Thread: sin(x - pi/3) = 0

1. sin(x - pi/3) = 0

"The Humongus Book of Trigonometry Problems" (by Kelley) has the problem

sin (x - pi/3) = 0

as one of their "Advanced Trigonometric Equations". After a bunch of steps, the answers for between 0 and 2*pi as:

pi/3, 2pi/3, 4pi/3, 5pi/3

How can 2pi/3 be a solution? I plug in and get sin(pi/3) and that is not zero. A similar problem with 5pi/2.

2. Re: sin(x - pi/3) = 0

Originally Posted by duckey123
"The Humongus Book of Trigonometry Problems" (by Kelley) has the problem
sin (x - pi/3) = 0 as one of their "Advanced Trigonometric Equations". After a bunch of steps, the answers for between 0 and 2*pi as:
pi/3, 2pi/3, 4pi/3, 5pi/3 How can 2pi/3 be a solution? I plug in and get sin(pi/3) and that is not zero. A similar problem with 5pi/2.
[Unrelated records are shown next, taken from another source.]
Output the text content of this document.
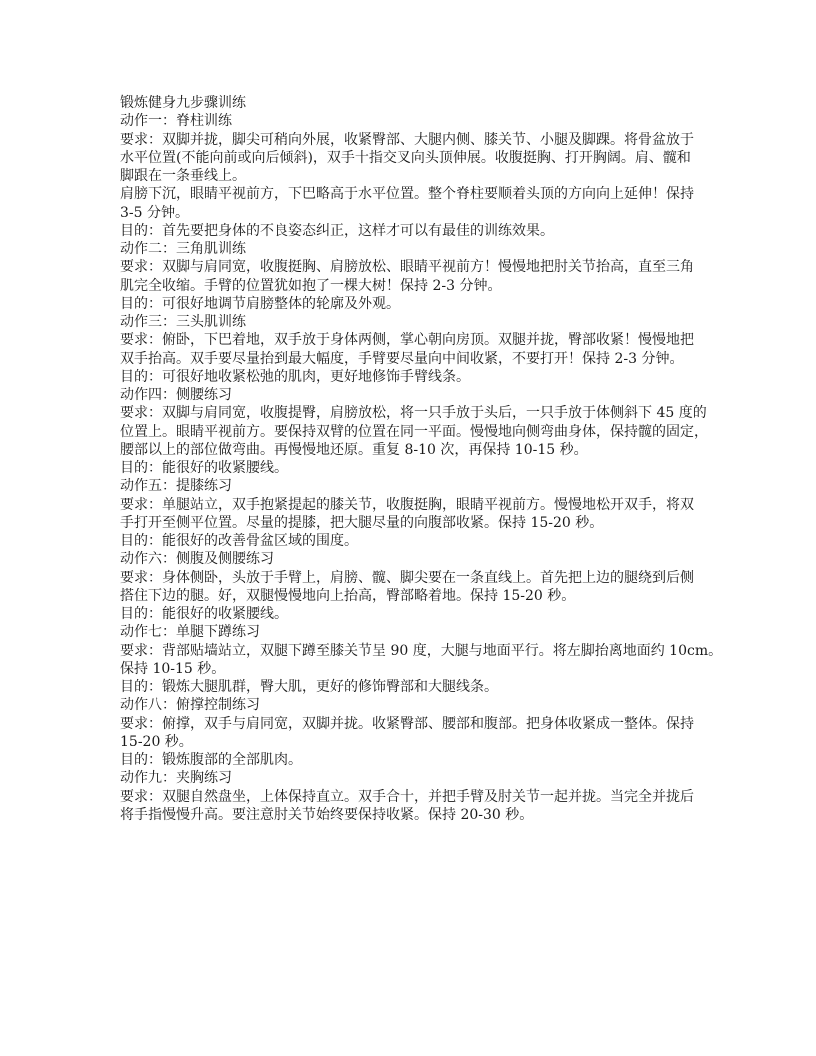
锻炼健身九步骤训练
动作一：脊柱训练
要求：双脚并拢，脚尖可稍向外展，收紧臀部、大腿内侧、膝关节、小腿及脚踝。将骨盆放于
水平位置(不能向前或向后倾斜)，双手十指交叉向头顶伸展。收腹挺胸、打开胸阔。肩、髋和
脚跟在一条垂线上。
肩膀下沉，眼睛平视前方，下巴略高于水平位置。整个脊柱要顺着头顶的方向向上延伸！保持
3-5 分钟。
目的：首先要把身体的不良姿态纠正，这样才可以有最佳的训练效果。
动作二：三角肌训练
要求：双脚与肩同宽，收腹挺胸、肩膀放松、眼睛平视前方！慢慢地把肘关节抬高，直至三角
肌完全收缩。手臂的位置犹如抱了一棵大树！保持 2-3 分钟。
目的：可很好地调节肩膀整体的轮廓及外观。
动作三：三头肌训练
要求：俯卧，下巴着地，双手放于身体两侧，掌心朝向房顶。双腿并拢，臀部收紧！慢慢地把
双手抬高。双手要尽量抬到最大幅度，手臂要尽量向中间收紧，不要打开！保持 2-3 分钟。
目的：可很好地收紧松弛的肌肉，更好地修饰手臂线条。
动作四：侧腰练习
要求：双脚与肩同宽，收腹提臀，肩膀放松，将一只手放于头后，一只手放于体侧斜下 45 度的
位置上。眼睛平视前方。要保持双臂的位置在同一平面。慢慢地向侧弯曲身体，保持髋的固定，
腰部以上的部位做弯曲。再慢慢地还原。重复 8-10 次，再保持 10-15 秒。
目的：能很好的收紧腰线。
动作五：提膝练习
要求：单腿站立，双手抱紧提起的膝关节，收腹挺胸，眼睛平视前方。慢慢地松开双手，将双
手打开至侧平位置。尽量的提膝，把大腿尽量的向腹部收紧。保持 15-20 秒。
目的：能很好的改善骨盆区域的围度。
动作六：侧腹及侧腰练习
要求：身体侧卧，头放于手臂上，肩膀、髋、脚尖要在一条直线上。首先把上边的腿绕到后侧
搭住下边的腿。好，双腿慢慢地向上抬高，臀部略着地。保持 15-20 秒。
目的：能很好的收紧腰线。
动作七：单腿下蹲练习
要求：背部贴墙站立，双腿下蹲至膝关节呈 90 度，大腿与地面平行。将左脚抬离地面约 10cm。
保持 10-15 秒。
目的：锻炼大腿肌群，臀大肌，更好的修饰臀部和大腿线条。
动作八：俯撑控制练习
要求：俯撑，双手与肩同宽，双脚并拢。收紧臀部、腰部和腹部。把身体收紧成一整体。保持
15-20 秒。
目的：锻炼腹部的全部肌肉。
动作九：夹胸练习
要求：双腿自然盘坐，上体保持直立。双手合十，并把手臂及肘关节一起并拢。当完全并拢后
将手指慢慢升高。要注意肘关节始终要保持收紧。保持 20-30 秒。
$\displaystyle \sin \left( {\frac{\pi }{3} - \frac{\pi }{3}} \right) = 0\quad ,\;\sin \left( {\frac{{4\pi }}{3} - \frac{\pi }{3}} \right) = 0$

3. Re: sin(x - pi/3) = 0

Where did 2pi/3 and 5pi/3 come into play?

4. Re: sin(x - pi/3) = 0

Originally Posted by duckey123
Where did 2pi/3 and 5pi/3 come into play?
Nowhere! There are only two solutions. See HERE.